I have previously surveyed possible reasons for the large number of candidates, but I have a guess as to why so many candidates have run: debates. Politicians and the Republican Party learned the lessons of the 2012 cycle too well, resulting in a surplus of candidates for a limited number of debates.

A look back at the 2012 Republican primary

As John Sides and Lynn Vavreck nicely describe in The Gamble, the 2012 Republican primary consisted of Mitt Romney outlasting a series of alternative candidates who caught the attention of anti-Romney voters in Republican debates, shot up in the polls, and then fell to earth when their flaws were exposed by heightened scrutiny.

2012 GOP Primary polling

Romney polled a steady 20 to 30 percent until March 2012. (RealClearPolitics poll average)

The lesson for a potential presidential candidate was clear: No matter what your limitations are, you are just a couple of strong debate performances away from being the frontrunner. However, political parties learned the same lesson in reverse: Campaign debates provide an all-too-democratic means for subpar candidates to rise to the top without being vetted.

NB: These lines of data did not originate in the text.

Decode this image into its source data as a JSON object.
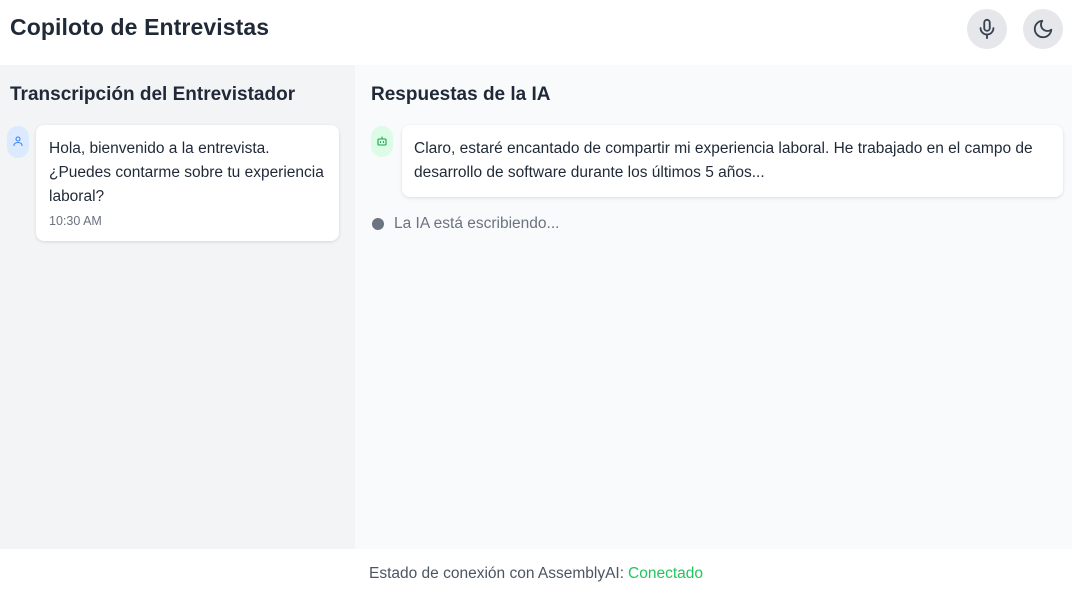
{
  "header": {
    "title": "Copiloto de Entrevistas",
    "mic_icon": "microphone-icon",
    "theme_icon": "moon-icon"
  },
  "interviewer_panel": {
    "title": "Transcripción del Entrevistador",
    "messages": [
      {
        "avatar_icon": "user-icon",
        "text": "Hola, bienvenido a la entrevista. ¿Puedes contarme sobre tu experiencia laboral?",
        "time": "10:30 AM"
      }
    ]
  },
  "ai_panel": {
    "title": "Respuestas de la IA",
    "messages": [
      {
        "avatar_icon": "bot-icon",
        "text": "Claro, estaré encantado de compartir mi experiencia laboral. He trabajado en el campo de desarrollo de software durante los últimos 5 años..."
      }
    ],
    "typing_text": "La IA está escribiendo..."
  },
  "footer": {
    "status_label": "Estado de conexión con AssemblyAI:",
    "status_value": "Conectado"
  },
  "colors": {
    "status_ok": "#22c55e",
    "user_avatar_bg": "#dbeafe",
    "bot_avatar_bg": "#dcfce7",
    "left_panel_bg": "#f3f4f6",
    "right_panel_bg": "#f9fafb"
  }
}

2016: The Republicans' tragedy of the commons

The Republican National Committee responded to the instability of 2012 by limiting the number of debates from 20 in 2012 to nine in 2016. Meanwhile, potential candidates reacted by being more likely to run for president — there have been 17 "major" candidates who have appeared in RNC-sanctioned debates.

The result: The supply of debate time is severely decreased while the total demand for debate time (i.e., the number of candidates) goes up. In 2011, the debates held by November 6 had an average of seven candidates each, while this year's debates have had 17, 15, and 14 candidates. There is a general term for an oversupply of competitors for a scarce and shared good: a tragedy of the commons, which is based on a classic metaphor of an excess of sheep grazing on a village green.

At present, the networks selected for the sanctioned debates are forced into the role of allocating a scarce resource — debate time — among candidates. This leaves them in the role of deciding whom to invite to the main event versus the undercard, and whom to exclude entirely; how long the debates should last; and how to allocate time across candidates.

Obviously, this has led to sharp competition among candidates to get into the top tier, attempts to score points in short sound bites, and complaints about the allocation of time. This culminated in a revolt among GOP candidates nominally aimed at the CNBC moderators but grounded in the larger problem of scarcity that these candidates face.

The Republicans embrace socialism

Often, when faced with an intractable economic problem, a Republican candidate asks himself, "WWRD?" So, what would Ronald Reagan do in this situation? Faced with a set of actors complaining that private companies are making them work long hours, allocating compensation inequitably, and treating them as adversaries, Reagan would:

  1. Remind them that private businesses are virtuous and efficient
  2. Thank them for their past service, and
  3. Fire them

The RNC, on the other hand, huddled with the candidates and then tried to get the hosting networks to:

  1. Allow 30-second opening and closing statements
  2. Allocate time/questions equally across candidates
  3. Refrain from questions that efficiently compare candidates on the same question (e.g., yes/no questions), "raise your hand if..." questions, or "lightning round" questions

There's a word for this: socialism. The RNC is forcing private businesses job creators to pay equal attention to candidates despite overwhelming evidence that most of them are more likely to be struck by lightning than to win the GOP nomination.

One assumes the conservative socialist candidates of the Republican party will claim that equality of results is essential in this case because presidential elections are important, that we can't let market forces influence the selection of a presidential candidate. Presumably, anyone making this argument will also call for re-regulating the campaign finance system to ensure the equal value of every citizen; otherwise their commitment to collective allocation of scarce goods will appear self-serving.

Fixing the debate problem in 2020

All kidding aside, how could this system be improved? Assuming it is too late for major changes in the 2016 cycle, let's focus on fixing the process for both parties in 2020. Here are three ways to do it:

  1. Limit the number of debate participants. Eleven on a stage is too many. Each party should pick an optimal number and deny participation to weak candidates.
  2. Access to debates should not be based on public opinion polls. Early public polls are heavily influenced by name recognition, not candidate quality. And since a 1,000-person poll sample will still have a margin of error of +/- 3 percent, polls are not very good at distinguishing between multiple candidates polling between 0 and 3 percent. (See also here and here).
  3. Instead, parties should privately poll their party elites — members of Congress, governors, and members of the RNC and DNC. This would increase the role of formal party elites in the nomination process, making it more difficult for amateur candidates to get the nomination and diluting the influence of megadonors. It would also steer the media conversation away from the candidates who are highest in the polls and toward the candidates who have the most elite support.